XX.Xxxx Necessary to Perform Services
The Company or its agent, which may be FTC, shall
furnish to FTC the data necessary to perform the
services described herein at times and in such
form as mutually agreed upon.
VII.Terms of the Agreement
This Agreement shall become effective as of the date
hereof and, unless sooner terminated as provided
herein, shall continue automatically in effect for
successive annual periods. The Agreement may be
terminated by either party upon giving ninety (90)

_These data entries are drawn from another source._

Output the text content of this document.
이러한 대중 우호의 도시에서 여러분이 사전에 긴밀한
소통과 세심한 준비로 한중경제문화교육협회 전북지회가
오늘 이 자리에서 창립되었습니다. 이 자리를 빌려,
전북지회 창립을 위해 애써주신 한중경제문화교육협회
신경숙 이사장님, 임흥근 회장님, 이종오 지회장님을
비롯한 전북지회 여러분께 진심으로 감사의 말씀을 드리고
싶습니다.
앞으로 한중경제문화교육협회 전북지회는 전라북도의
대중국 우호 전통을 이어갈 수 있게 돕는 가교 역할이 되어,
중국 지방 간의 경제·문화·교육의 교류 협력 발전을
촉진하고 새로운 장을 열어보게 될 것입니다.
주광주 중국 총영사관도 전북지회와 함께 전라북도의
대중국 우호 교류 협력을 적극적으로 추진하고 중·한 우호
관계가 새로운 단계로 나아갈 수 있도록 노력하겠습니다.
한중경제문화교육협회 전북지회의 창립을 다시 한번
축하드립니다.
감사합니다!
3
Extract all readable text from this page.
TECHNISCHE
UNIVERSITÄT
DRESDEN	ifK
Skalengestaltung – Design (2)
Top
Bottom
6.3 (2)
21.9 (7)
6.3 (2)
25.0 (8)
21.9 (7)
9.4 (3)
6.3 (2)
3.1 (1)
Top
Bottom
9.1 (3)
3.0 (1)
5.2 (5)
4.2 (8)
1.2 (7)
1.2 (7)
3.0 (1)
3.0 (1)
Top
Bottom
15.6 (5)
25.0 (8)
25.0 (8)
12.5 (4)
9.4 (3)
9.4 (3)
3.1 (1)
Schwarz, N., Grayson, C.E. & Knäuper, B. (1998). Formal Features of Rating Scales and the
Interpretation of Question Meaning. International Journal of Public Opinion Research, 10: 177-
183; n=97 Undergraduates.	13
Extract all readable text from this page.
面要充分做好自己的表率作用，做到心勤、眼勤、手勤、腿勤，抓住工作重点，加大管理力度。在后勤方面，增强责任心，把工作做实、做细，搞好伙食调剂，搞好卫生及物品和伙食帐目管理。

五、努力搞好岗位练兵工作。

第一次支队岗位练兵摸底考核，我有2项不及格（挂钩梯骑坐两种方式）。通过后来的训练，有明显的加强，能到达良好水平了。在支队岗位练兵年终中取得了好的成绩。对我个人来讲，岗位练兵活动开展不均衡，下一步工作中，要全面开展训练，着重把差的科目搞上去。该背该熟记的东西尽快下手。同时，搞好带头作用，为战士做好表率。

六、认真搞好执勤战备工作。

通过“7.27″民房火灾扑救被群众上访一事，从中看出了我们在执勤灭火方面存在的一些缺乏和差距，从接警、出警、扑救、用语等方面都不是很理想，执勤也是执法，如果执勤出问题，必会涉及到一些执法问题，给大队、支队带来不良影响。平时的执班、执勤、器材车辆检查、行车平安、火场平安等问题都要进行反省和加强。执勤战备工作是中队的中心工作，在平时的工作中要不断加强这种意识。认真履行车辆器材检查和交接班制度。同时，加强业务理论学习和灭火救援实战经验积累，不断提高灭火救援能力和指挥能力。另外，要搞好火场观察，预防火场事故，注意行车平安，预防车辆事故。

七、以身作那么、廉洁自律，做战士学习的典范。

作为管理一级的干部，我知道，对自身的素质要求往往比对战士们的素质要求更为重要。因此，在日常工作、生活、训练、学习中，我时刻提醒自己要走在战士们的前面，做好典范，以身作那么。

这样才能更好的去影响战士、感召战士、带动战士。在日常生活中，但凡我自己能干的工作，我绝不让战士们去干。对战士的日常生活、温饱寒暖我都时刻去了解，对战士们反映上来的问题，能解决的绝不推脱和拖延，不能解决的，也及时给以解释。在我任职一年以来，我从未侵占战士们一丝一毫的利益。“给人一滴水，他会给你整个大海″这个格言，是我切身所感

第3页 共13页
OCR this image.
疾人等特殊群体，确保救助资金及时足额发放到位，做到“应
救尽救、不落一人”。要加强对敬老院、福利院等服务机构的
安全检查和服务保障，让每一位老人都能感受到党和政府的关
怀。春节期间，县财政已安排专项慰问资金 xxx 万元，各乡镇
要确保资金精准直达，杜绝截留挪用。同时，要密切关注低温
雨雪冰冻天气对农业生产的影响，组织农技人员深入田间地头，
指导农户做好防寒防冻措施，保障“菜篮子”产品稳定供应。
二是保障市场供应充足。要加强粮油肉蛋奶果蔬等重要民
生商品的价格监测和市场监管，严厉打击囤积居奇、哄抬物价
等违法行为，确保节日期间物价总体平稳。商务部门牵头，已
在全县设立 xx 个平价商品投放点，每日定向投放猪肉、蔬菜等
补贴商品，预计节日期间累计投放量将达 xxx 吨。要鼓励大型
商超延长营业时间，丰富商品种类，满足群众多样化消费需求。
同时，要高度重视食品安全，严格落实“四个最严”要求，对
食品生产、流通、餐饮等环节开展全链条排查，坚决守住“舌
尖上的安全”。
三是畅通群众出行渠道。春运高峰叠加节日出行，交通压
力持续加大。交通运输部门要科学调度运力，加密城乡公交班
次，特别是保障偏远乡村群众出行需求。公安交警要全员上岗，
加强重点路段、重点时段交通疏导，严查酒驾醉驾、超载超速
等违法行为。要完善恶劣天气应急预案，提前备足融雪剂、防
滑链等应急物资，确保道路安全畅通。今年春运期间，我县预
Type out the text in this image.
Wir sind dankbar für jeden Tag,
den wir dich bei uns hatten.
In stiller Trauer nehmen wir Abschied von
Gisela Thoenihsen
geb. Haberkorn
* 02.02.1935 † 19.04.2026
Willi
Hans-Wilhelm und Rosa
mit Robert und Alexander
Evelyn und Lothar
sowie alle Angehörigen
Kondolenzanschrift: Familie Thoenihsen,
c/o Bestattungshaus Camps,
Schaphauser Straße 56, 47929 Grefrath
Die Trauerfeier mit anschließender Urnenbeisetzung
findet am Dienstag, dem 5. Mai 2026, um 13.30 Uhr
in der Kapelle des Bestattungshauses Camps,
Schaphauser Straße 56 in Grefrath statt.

days prior written notice to the other party or
such shorter period as is mutually agreed upon by
the parties.
The terms of this Agreement shall not be waived,
altered, modified, amended, or supplemented in any
manner whatsoever except by a written instrument
signed by FTC and the Company.
VIII. Duties in the Event of Termination
In the event that, in connection with termination, a
successor to any of FTC's duties or
responsibilities hereunder is designated by the
Company by written notice to FTC, FTC will
promptly, upon such termination and at the expense
of the Company, transfer to such successor all
relevant books, records, correspondence, and other
data established or maintained by FTC under this
Agreement in a form reasonably acceptable to the
Company (if such form differs from the form in
which FTC has maintained, the Company shall pay
any expenses associated with transferring the data
to such form), and will cooperate in the transfer
of such duties and responsibilities, including
provision for assistance from FTC's personnel in
the establishment of books, records, and other
data by such successor.
IX.Choice of Law
This Agreement shall be construed in accordance with
the laws of the State of Wisconsin. However,
nothing herein shall be construed in a manner
inconsistent with the 1940 Act or any rule or
regulation promulgated by the SEC thereunder.
X.Notices
Notices of any kind to be given by either party to the
other party shall be in writing and shall be duly
given if mailed or delivered as follows: Notice
to FTC shall be sent to:
Firstar Trust Company
Attn.: Mutual Fund Services
000 Xxxx Xxxxxxxx Xxxxxx
Xxxxxxxxx, XX 00000
and notice to the Company shall be sent to:
Xxxx Investment Advisors
Attn.: Xxxxxxxx X. Xxxxxxxxx, Esq.
0000 Xxxxxx Xxxxxx Xxxxx, Xxxxx 000
Xxxxx, XX 00000
XI.Records
FTC shall keep records relating to the services to be
performed hereunder, in the form and manner, and
for such period as it may deem advisable and is
agreeable to the Company but not inconsistent with
the rules and regulations of appropriate
government authorities, in particular, Section 31
of the 1940 Act and the rules thereunder. FTC
agrees that all such records prepared or
maintained by FTC relating to the services to be
performed by FTC hereunder are the property of the
Company and will be preserved, maintained, and
made available in accordance with such section and
rules of the 1940 Act and will be promptly
surrendered to the Company on and in accordance
with its request.
IN WITNESS WHEREOF, the parties hereto have caused
this Agreement to be executed by a duly authorized
officer or one or more counterparts as of the day and
year first written above.
Xxxx Funds, Inc. FIRSTAR TRUST COMPANY
By: /s/ XxXxx X. Xxxx By: /s/ Xxx Xxxxxxxxx
------------------------- -------------------------
XxXxx X. Xxxx Xxx Xxxxxxxxx
Attest: /s/ Xxxxx X. Xxxx Attest: /s/ Xxxxx X. Xxxx
-------------------------- --------------------------
Fund Administration and Compliance
Annual Fee Schedule - Domestic Funds
Exhibit A
Separate Series of Xxxx Funds, Inc.
Name of Series Date Added
Emerging Growth Fund October 1, 1997
Class A
Class I
Annual fee based upon average net fund assets per class
6 basis points on the first $100 million
5 basis points on the next $400 million
3 basis points on the balance
Minimum annual fee: $30,000 first fund
$20,000 /fund next three funds
$15,000 /fund additional funds
Plus out-of-pocket expense reimbursements, including
but not limited to:
Postage
Programming*
Stationery
Proxies*
Retention of records*
Special reports*
Federal and state regulatory filing fees
Certain insurance premiums
Expenses from board of directors meetings
Auditing and legal expenses*
* If in excess of $1,000 in any month, such
expenses must be pre-approved by the Company.